The Horrors of Police Brutality in Modern America
Just after the world was forcefully locked down at the outset of the COVID-19 outbreak in 2020, people in nations around the globe were struck with yet another extremely horrifying news event to consider. As individuals, families, and groups of people sat trapped in their homes, already shocked to take in the sudden international spread of the formerly unknown coronavirus, televisions and screens everywhere showed the shocking and brutal murder of a 46-year-old black man named George Floyd by police officers in the United States.
The footage was available to put on the news because it had been videoed as it occurred: and so, the world watched as a white police officer held his knee to Floyd’s neck in Minneapolis as the latter gasped, struggled, and repeatedly said ‘I can’t breathe.’

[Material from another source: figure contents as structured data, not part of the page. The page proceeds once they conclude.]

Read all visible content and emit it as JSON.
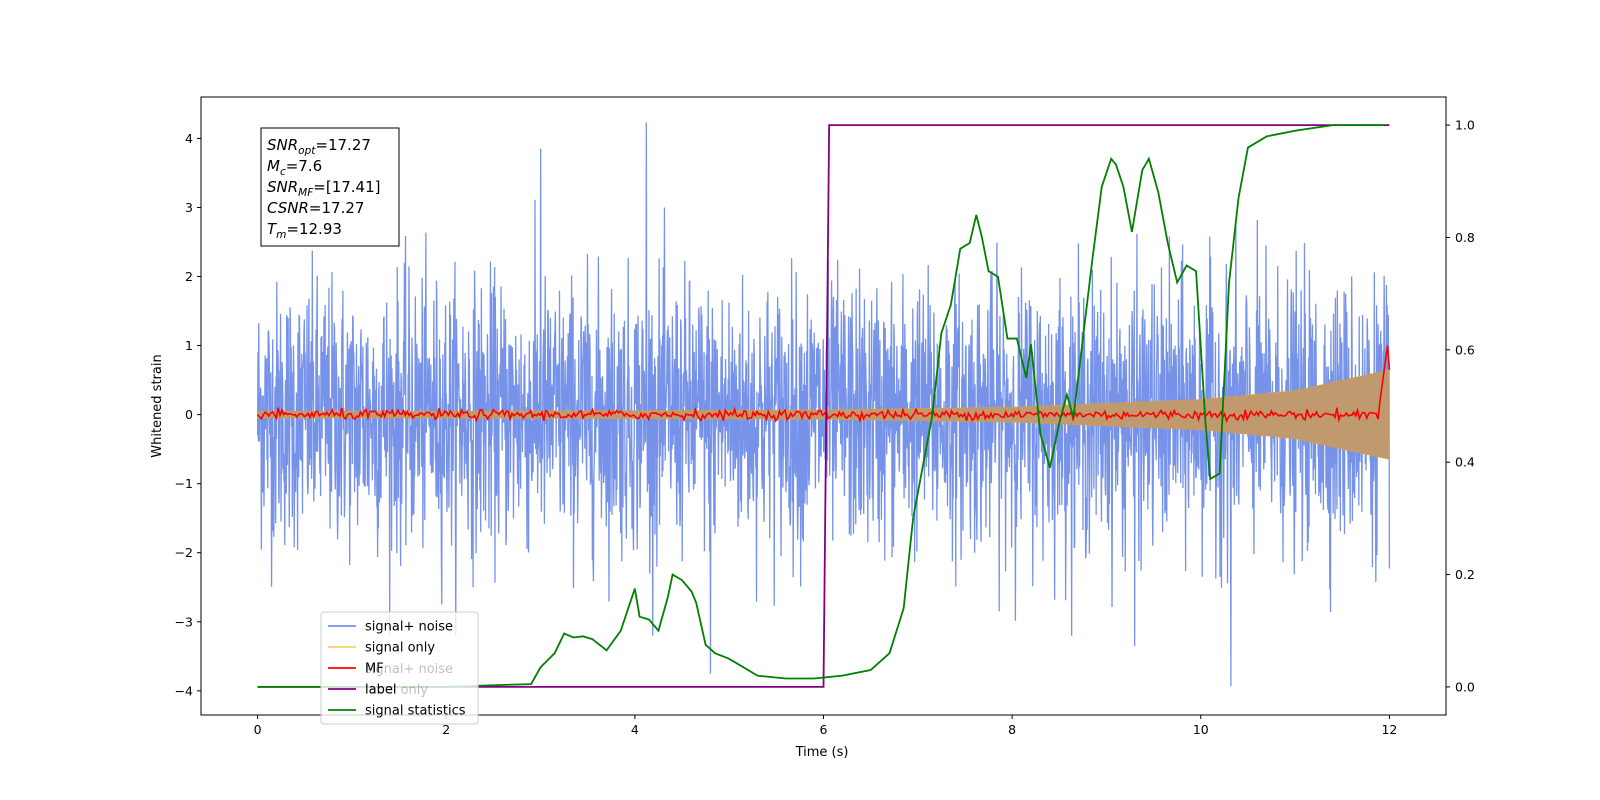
{
  "chart_data": {
    "type": "line",
    "xlabel": "Time (s)",
    "ylabel_left": "Whitened strain",
    "ylabel_right": "",
    "xlim": [
      -0.6,
      12.6
    ],
    "ylim_left": [
      -4.35,
      4.6
    ],
    "ylim_right": [
      -0.05,
      1.05
    ],
    "x_ticks": [
      0,
      2,
      4,
      6,
      8,
      10,
      12
    ],
    "y_ticks_left": [
      -4,
      -3,
      -2,
      -1,
      0,
      1,
      2,
      3,
      4
    ],
    "y_ticks_right": [
      0.0,
      0.2,
      0.4,
      0.6,
      0.8,
      1.0
    ],
    "x_tick_labels": [
      "0",
      "2",
      "4",
      "6",
      "8",
      "10",
      "12"
    ],
    "y_tick_labels_left": [
      "−4",
      "−3",
      "−2",
      "−1",
      "0",
      "1",
      "2",
      "3",
      "4"
    ],
    "y_tick_labels_right": [
      "0.0",
      "0.2",
      "0.4",
      "0.6",
      "0.8",
      "1.0"
    ],
    "grid": false,
    "legend_position": "bottom-left",
    "legend_entries": [
      {
        "name": "signal+ noise",
        "color": "#4169e1"
      },
      {
        "name": "signal only",
        "color": "#ffa500"
      },
      {
        "name": "MF",
        "color": "#ff0000"
      },
      {
        "name": "label",
        "color": "#800080"
      },
      {
        "name": "signal statistics",
        "color": "#008000"
      }
    ],
    "legend_ghost_entries": [
      "signal+ noise",
      "label only"
    ],
    "annotation": {
      "lines": [
        {
          "base": "SNR",
          "sub": "opt",
          "value": "=17.27"
        },
        {
          "base": "M",
          "sub": "c",
          "value": "=7.6"
        },
        {
          "base": "SNR",
          "sub": "MF",
          "value": "=[17.41]"
        },
        {
          "base": "CSNR",
          "sub": "",
          "value": "=17.27"
        },
        {
          "base": "T",
          "sub": "m",
          "value": "=12.93"
        }
      ]
    },
    "series": [
      {
        "name": "signal+ noise",
        "axis": "left",
        "color": "#4169e1",
        "description_range": [
          -3.9,
          4.25
        ],
        "peaks": [
          {
            "x": 4.12,
            "y": 4.23
          },
          {
            "x": 3.0,
            "y": 3.85
          },
          {
            "x": 10.32,
            "y": -3.93
          },
          {
            "x": 4.8,
            "y": -3.75
          },
          {
            "x": 9.3,
            "y": -3.35
          }
        ]
      },
      {
        "name": "signal only",
        "axis": "left",
        "color": "#ffa500",
        "envelope": {
          "x": [
            0,
            2,
            4,
            6,
            8,
            10,
            11,
            12
          ],
          "amplitude": [
            0.05,
            0.05,
            0.06,
            0.07,
            0.11,
            0.22,
            0.35,
            0.65
          ]
        }
      },
      {
        "name": "MF",
        "axis": "left",
        "color": "#ff0000",
        "end_points": [
          {
            "x": 11.9,
            "y": 0.2
          },
          {
            "x": 11.98,
            "y": 1.0
          },
          {
            "x": 12.0,
            "y": 0.65
          }
        ]
      },
      {
        "name": "label",
        "axis": "right",
        "color": "#800080",
        "x": [
          0,
          6.0,
          6.06,
          12.0
        ],
        "y": [
          0.0,
          0.0,
          1.0,
          1.0
        ]
      },
      {
        "name": "signal statistics",
        "axis": "right",
        "color": "#008000",
        "x": [
          0,
          0.4,
          1.0,
          1.5,
          2.0,
          2.5,
          2.9,
          3.0,
          3.15,
          3.25,
          3.35,
          3.45,
          3.55,
          3.7,
          3.85,
          4.0,
          4.05,
          4.15,
          4.25,
          4.35,
          4.4,
          4.5,
          4.6,
          4.65,
          4.75,
          4.85,
          5.0,
          5.3,
          5.6,
          5.9,
          6.2,
          6.5,
          6.7,
          6.85,
          6.95,
          7.05,
          7.15,
          7.25,
          7.35,
          7.45,
          7.55,
          7.62,
          7.68,
          7.75,
          7.85,
          7.95,
          8.05,
          8.15,
          8.2,
          8.3,
          8.4,
          8.5,
          8.58,
          8.65,
          8.75,
          8.85,
          8.95,
          9.05,
          9.1,
          9.18,
          9.27,
          9.38,
          9.45,
          9.55,
          9.65,
          9.75,
          9.85,
          9.95,
          10.05,
          10.1,
          10.2,
          10.3,
          10.4,
          10.5,
          10.7,
          11.0,
          11.4,
          11.95
        ],
        "y": [
          0.0,
          0.0,
          0.0,
          0.0,
          0.0,
          0.003,
          0.005,
          0.035,
          0.06,
          0.095,
          0.088,
          0.09,
          0.085,
          0.065,
          0.1,
          0.175,
          0.125,
          0.12,
          0.1,
          0.16,
          0.2,
          0.19,
          0.17,
          0.15,
          0.075,
          0.06,
          0.05,
          0.02,
          0.015,
          0.015,
          0.02,
          0.03,
          0.06,
          0.14,
          0.3,
          0.39,
          0.48,
          0.63,
          0.68,
          0.78,
          0.79,
          0.84,
          0.8,
          0.74,
          0.73,
          0.62,
          0.62,
          0.55,
          0.61,
          0.45,
          0.39,
          0.47,
          0.52,
          0.48,
          0.62,
          0.76,
          0.89,
          0.94,
          0.93,
          0.89,
          0.81,
          0.92,
          0.94,
          0.88,
          0.79,
          0.72,
          0.75,
          0.74,
          0.47,
          0.37,
          0.38,
          0.72,
          0.87,
          0.96,
          0.98,
          0.99,
          1.0,
          1.0
        ]
      }
    ]
  }
}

The killing of George Floyd by police sparked outrage and protests worldwide and shined a light on police brutality in the United States. This is not a modern phenomenon: the history of the police in America is littered with cases of abuse, violence and brutality which underwrite the tragic events that led to the death of a human man May of 2020.
Histories of Violence
George Floyd may have been the murder that drove the United States to its breaking point, but there are examples throughout the nation’s history that its law enforcement has not always been there to protect and serve its people, but rather execute violence and brutality on a population whenever possible.
In fact, in 2017 the Smithsonian magazine covered a brief history of police brutality which started with the evolution of policing as an organized institution in the 1830s and 1840s: according to the research, the police were originally targeting European immigrations and African-Americans who they believed to be out of control for violence.
Accountability and Retribution
According to another source, 7,666 individuals were killed by police between 2013 and 2019 in the United States. In 1991, the unbelievably violent murder of Rodney King by multiple police officers – King was a taxi driver who had stopped resisting arrest who was hit more than 50 times with multiple police batons – sparked the spart of the LA Riots which lasted years and caused untold damage to the city and beyond.
Riots are one way in which populations have reacted to police brutality in the states, but others have sought legal retribution. There are even specialist police brutality lawyers who take on cases, and have organizes mass suits against police departments and states in order to address some of the horrors of modern police violence against populations.
The issue of police brutality has always been deeply interwoven to the issue of civil rights and racism in America. Amid calls to abolish the police, Trump’s supporters emerged as a force in support of law enforcement, which demonstrated just how bifurcated the nation is. Is it any wonder that police brutality has never been systematically addressed in a country which cannot even reckon with its own racial past?